Ammon News - AMMONNEWS - Mohammed Hussein looks sadly at his wife as she lies in bed in a Jordanian hospital where she is being treated for cancer – far from the devastating war back home in Yemen.
Dawla, too sick to talk, is one of a handful of critically ill Yemenis transported by the United Nations from the rebel-held capital Sanaa to Jordan for treatment.
A year and a half ago, Yemeni doctors diagnosed the 40-year-old with thyroid cancer.
The news was devastating, more so given the state of the health system in a country rocked by a war the U.N. says has caused the world’s worst humanitarian crisis.
“They told us she had had the disease for about four years,” said Hussein, a 50-year-old farmer from Hajja, northwest of the capital, which is under siege by a Saudi-led coalition backing the government.
“We couldn’t get her treated in Yemen because of the war, the siege, the lack of medical personnel and treatment, and I couldn’t take her outside the country because I could barely afford to feed our six children,” he said with tears in his eyes.
“Life in Yemen is harder than you can possibly imagine.”
The couple waited four months in a small hotel in Sanaa before they could leave Yemen.
They arrived in Amman on February 8, on a flight from Sanaa airport organized by the World Health Organization and carrying 24 patients, including children.
It was the second of what the U.N. agency hopes will be many “mercy flights.”
Houthi rebels have controlled Sanaa since 2014, when they seized much of the country’s north from the government of President Abedrabbo Mansour Hadi.
The coalition, which controls Yemen’s airspace, has closed Sanaa airport to commercial flights since 2016 as part of a broader blockade of rebel-held areas that has led to severe shortages of food and medicine.
The war escalated when the Saudi-led military coalition, which is backed by the United States, intervened on Hadi’s side in 2015.
Tens of thousands of Yemeni civilians, including thousands of children, have been killed in airstrikes or by disease or starvation since the outset of the war, and both sides have been accused by the U.N. of possible war crimes.
Many of the country’s hospitals have been damaged or destroyed.
‘One and Only Hope’
In another ward of the same Amman hospital, 10-year-old Aymen was accompanied by his father Waheeb as he waited for treatment for a congenital spinal malformation.
He was set to have his operation later this month, a procedure doctors say is “big” and could last eight hours.

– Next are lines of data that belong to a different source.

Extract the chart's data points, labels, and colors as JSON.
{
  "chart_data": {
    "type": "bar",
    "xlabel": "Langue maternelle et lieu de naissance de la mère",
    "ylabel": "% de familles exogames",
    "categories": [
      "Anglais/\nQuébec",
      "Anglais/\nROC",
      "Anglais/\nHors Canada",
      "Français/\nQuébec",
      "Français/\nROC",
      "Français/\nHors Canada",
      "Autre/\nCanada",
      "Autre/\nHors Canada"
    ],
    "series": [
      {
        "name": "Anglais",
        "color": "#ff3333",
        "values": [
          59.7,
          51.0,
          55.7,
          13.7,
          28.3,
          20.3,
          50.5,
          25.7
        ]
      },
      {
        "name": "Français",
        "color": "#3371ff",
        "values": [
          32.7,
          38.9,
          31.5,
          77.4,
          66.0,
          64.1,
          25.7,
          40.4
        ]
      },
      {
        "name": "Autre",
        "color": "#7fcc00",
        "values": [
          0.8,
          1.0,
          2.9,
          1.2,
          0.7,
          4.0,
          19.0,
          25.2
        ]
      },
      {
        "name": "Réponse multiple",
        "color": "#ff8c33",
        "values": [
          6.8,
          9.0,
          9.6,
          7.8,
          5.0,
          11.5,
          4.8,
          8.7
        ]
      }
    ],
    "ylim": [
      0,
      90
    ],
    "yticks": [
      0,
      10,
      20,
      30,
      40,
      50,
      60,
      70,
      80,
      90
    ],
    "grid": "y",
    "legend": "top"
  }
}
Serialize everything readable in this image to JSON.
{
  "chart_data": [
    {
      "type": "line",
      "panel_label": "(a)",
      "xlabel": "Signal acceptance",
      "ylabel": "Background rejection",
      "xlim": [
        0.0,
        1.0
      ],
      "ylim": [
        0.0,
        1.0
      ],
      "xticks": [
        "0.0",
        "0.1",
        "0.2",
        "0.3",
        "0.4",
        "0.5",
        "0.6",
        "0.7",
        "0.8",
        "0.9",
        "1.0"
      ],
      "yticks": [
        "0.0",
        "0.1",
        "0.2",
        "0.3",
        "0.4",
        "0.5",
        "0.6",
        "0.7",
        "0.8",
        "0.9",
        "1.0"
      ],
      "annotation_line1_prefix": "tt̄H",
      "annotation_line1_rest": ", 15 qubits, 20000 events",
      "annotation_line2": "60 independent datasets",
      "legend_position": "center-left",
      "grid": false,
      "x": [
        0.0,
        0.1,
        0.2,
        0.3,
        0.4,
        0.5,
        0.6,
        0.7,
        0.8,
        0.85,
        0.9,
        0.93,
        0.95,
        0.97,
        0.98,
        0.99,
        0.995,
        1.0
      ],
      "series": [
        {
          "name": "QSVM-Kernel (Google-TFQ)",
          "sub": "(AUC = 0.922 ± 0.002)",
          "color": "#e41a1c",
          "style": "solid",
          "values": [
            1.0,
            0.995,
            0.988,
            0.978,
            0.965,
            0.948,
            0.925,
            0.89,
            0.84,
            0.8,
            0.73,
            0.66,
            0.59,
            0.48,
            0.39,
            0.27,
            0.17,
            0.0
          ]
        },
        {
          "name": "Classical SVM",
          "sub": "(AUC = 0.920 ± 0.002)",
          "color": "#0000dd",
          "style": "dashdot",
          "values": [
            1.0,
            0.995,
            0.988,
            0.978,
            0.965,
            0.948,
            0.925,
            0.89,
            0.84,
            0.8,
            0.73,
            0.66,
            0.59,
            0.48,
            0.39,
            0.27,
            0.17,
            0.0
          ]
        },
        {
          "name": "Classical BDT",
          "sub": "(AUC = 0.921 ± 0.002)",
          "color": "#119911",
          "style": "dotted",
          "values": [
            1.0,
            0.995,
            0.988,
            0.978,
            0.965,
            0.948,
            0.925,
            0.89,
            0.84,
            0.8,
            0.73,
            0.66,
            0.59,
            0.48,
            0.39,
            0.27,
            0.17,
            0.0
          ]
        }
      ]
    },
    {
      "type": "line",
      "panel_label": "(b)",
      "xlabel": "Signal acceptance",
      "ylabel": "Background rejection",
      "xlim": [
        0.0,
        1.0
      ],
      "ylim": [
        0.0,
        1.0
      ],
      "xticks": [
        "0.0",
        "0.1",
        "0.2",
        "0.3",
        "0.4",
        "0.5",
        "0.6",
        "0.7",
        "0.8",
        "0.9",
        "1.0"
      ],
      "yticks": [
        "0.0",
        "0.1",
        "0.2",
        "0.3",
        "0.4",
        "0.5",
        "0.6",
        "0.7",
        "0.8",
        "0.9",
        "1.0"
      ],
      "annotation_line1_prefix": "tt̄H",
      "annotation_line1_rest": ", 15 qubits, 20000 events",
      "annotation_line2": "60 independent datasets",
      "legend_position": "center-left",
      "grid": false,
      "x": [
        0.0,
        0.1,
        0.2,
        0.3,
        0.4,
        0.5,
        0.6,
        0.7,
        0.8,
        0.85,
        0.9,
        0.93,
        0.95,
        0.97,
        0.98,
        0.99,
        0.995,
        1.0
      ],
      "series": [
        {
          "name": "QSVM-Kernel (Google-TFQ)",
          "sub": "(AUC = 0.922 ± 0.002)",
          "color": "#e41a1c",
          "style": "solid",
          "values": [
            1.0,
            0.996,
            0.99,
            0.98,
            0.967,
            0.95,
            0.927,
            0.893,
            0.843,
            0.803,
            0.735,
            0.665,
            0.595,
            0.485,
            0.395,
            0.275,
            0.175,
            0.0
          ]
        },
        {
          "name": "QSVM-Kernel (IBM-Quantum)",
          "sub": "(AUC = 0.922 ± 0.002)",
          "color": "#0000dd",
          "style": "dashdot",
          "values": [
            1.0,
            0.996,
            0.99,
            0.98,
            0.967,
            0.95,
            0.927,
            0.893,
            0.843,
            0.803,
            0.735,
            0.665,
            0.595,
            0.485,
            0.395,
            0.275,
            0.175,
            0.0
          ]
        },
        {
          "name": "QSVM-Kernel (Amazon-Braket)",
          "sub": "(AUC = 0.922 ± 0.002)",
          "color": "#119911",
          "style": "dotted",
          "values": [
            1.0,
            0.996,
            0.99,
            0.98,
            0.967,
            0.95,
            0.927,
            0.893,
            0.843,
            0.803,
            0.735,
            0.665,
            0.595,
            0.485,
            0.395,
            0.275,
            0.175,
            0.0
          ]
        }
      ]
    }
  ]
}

“My son has been suffering since he was six years old,” the father said. “We’ve been to many doctors. They would tell me: we can’t do this operation in Yemen, you have to go overseas.”
Waheeb, a 40-year-old builder originally from Taiz in southwestern Yemen, left his wife and his other children back at home to bring Aymen for treatment.
“I hope the war ends soon so life can get back to normal. We’re tired,” he said.
Hospital director Hani al-Kurdi said the facility was treating 19 Yemeni patients, including seven children, for “heart and kidney disease, cancer, birth defects” and other disorders.
“Most of them need surgery because they have not received proper medical treatment in the past, which has complicated their cases,” he said.
WHO spokeswoman Inas Humam said the organization was covering the costs of their medical treatment, transport and accommodation.
“These are innocent Yemenis, they don’t deserve to suffer because of what is happening in Yemen and because of the war,” she said.
“It’s our duty, as WHO and U.N. and as an international community, to make sure that they get the lifesaving care that they need until a political solution to the crisis is found.
“This is their one and only hope of survival.”
Nadia, from Amran province north of the capital, held the hands of her two daughters, five-year-old Manal and Maria, two.
Manal is due for an operation on her right arm, which she has been unable to move since birth.
“The hospitals back home have been destroyed because of the war,” the mother said. “There are hardly any doctors and barely any medicines.
“But this trip has given us a little bit of hope.”